Sebagai monoterapi, antagonis kalsium terbukti efektif pada
hipertensi dengan kadar renin rendah, seperti pada usia lanjut.
Antagonis kalsium sering dikombinasi bersama ACE-inhibitor,
metildopa, atau beta-bloker (Gunawan et al., 2009).
9. Komplikasi
Penyakit jantung koroner sering terjadi pada pasien hipertensi, bersama
dengan hipertrofi ventrikel kiri. Risiko penyakit jantung (kematian, infark
miokard, gagal jantung, aritmia) akan berkurang jika tekanan diturunkan. Jika
tekanan diastolik turun hingga < 80 mmHg, risiko akan meningkat lagi yang
disebut kurva berbentuk J. Peningkatan gejala penyakit jantung pada tekanan
diastolik yang rendah disebabkan rendahnya tekanan perfusi koroner, yang
dengan penebalan miokard disertai resistensi arteriol dapat memicu jantung
iskemik pada malam hari ketika tekanan darah dalam kondisi rendah (Gray et
al, 2005).

DAFTAR PUSTAKA

Corwin, Elizabeth J. 2007. Buku Saku Patofisiologi. Edisi 3. Jakarta: EGC.


Depkes. 2014. InfoDatin Pusat Data dan Informasi Kementrian Kesehatan RI.

Gray, Huon H. et al. 2005. Lecture Notes: Kardiologi. Jakarta: Erlangga.

Gunawan, Lany. 2008. Hipertensi . Yogyakarta: Penerbit Kanisius.

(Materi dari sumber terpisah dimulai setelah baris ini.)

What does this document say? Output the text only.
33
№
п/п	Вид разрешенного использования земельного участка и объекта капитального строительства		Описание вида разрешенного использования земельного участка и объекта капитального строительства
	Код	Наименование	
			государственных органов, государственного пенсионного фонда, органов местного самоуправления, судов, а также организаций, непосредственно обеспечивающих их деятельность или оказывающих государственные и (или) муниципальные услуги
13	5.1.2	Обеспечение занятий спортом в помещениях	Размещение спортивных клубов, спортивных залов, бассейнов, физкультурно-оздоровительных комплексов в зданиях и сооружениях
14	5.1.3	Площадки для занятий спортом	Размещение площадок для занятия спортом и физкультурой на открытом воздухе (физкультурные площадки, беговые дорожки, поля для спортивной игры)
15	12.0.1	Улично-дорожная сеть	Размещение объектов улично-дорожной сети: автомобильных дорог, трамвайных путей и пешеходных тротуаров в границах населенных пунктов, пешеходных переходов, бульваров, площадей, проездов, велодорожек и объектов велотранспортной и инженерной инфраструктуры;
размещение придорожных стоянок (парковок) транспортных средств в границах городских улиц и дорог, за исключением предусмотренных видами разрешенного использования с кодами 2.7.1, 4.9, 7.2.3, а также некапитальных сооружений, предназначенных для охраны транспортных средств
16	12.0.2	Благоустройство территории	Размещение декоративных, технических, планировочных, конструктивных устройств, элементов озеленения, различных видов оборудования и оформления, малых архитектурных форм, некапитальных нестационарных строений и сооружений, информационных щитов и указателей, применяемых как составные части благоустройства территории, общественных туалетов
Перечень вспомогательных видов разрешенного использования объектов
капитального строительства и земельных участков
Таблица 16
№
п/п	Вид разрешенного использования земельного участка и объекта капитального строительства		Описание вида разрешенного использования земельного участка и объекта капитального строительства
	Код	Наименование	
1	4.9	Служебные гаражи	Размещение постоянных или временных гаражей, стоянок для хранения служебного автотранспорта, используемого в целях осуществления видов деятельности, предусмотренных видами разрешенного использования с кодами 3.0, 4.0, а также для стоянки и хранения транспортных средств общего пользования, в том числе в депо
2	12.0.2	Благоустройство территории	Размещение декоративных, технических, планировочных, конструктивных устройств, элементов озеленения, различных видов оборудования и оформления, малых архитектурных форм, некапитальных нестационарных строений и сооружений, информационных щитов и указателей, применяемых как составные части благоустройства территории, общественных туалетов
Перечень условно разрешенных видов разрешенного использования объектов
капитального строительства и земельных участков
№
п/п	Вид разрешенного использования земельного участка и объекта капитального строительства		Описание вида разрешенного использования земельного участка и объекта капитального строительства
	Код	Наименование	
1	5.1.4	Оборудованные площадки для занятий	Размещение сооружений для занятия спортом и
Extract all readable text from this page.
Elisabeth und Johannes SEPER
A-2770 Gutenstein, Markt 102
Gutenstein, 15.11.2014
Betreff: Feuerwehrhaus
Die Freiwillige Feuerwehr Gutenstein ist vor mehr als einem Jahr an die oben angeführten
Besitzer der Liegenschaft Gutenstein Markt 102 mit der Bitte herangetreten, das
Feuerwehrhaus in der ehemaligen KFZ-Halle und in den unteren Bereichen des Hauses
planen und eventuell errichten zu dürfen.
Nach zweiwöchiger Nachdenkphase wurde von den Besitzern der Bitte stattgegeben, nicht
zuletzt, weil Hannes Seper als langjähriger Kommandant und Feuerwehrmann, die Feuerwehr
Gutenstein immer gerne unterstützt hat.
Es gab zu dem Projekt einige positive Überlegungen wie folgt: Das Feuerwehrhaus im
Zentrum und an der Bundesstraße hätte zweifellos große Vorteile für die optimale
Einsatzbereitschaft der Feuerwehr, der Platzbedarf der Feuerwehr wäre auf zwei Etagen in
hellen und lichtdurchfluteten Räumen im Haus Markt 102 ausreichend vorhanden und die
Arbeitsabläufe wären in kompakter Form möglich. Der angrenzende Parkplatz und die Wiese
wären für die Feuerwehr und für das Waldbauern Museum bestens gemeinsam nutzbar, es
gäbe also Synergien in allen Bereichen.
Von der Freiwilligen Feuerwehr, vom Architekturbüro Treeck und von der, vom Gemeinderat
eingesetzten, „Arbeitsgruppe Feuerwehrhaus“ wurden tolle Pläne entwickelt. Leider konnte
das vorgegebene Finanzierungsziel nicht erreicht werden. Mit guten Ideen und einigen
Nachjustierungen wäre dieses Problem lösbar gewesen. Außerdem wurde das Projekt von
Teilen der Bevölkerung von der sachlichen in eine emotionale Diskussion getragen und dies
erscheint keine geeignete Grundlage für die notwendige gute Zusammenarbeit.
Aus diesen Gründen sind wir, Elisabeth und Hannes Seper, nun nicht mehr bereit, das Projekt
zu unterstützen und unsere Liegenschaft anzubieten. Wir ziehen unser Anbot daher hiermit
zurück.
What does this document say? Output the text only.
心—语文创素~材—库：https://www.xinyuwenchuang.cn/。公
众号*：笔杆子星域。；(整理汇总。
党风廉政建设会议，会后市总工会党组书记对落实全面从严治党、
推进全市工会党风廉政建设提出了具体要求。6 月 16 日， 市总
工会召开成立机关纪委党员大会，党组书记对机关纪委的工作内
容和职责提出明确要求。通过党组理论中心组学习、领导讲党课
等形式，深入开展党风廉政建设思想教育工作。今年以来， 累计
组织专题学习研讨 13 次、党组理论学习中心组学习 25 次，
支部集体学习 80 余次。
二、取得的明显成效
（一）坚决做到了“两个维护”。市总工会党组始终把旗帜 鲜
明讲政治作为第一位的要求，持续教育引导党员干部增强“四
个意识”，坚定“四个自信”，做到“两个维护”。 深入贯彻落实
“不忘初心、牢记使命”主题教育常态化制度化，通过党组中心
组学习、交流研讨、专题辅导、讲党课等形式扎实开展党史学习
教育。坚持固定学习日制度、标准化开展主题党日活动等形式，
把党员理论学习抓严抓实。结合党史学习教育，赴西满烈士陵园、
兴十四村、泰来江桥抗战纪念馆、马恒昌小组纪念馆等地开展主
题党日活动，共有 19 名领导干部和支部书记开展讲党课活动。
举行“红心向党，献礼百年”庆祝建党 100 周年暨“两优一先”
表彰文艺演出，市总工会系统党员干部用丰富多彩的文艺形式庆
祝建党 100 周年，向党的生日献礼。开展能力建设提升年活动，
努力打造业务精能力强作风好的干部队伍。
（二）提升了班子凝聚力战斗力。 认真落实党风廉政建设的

Gunawan, S. Gan, et al. 2009. Farmakologi dan Terapi. Edisi 5. Jakarta: Balai Penerbit
FKUI.
Guyton, Arthur C, dan John E. Hall. 2007. Buku Ajar Fisiologi Kedokteran. Edisi 11.
Jakarta: EGC.

Majid, Abdul. 2005. Fisiologi Kardiovaskular. Edisi 2. Medan: Bagian Fisiologi


Fakultas Kedokteran Universitas Sumatera Utara.
National Institutes of Health. 2004. The Seventh Report of the Joint National
Committee on Prevention, Detection, Evaluation, and Treatment of High Blood
Pressure (JNC 7). U.S: U.S Department of Health and Human Services.
Panggabean. 2009. Penyakit Jantung Hipertensi. Dalam Buku Ajar Ilmu Penyakit
Edisi V, Jilid II. Jakarta: Interna Publishing.
Susalit, E., Kapojos E. J., dan Lubis H. R. 2005. Hipertensi Primer Dalam Buku Ajar
Ilmu Penyakit Dalam. Edisi III. Jilid II. Jakarta: Balai Penerbit FKUI.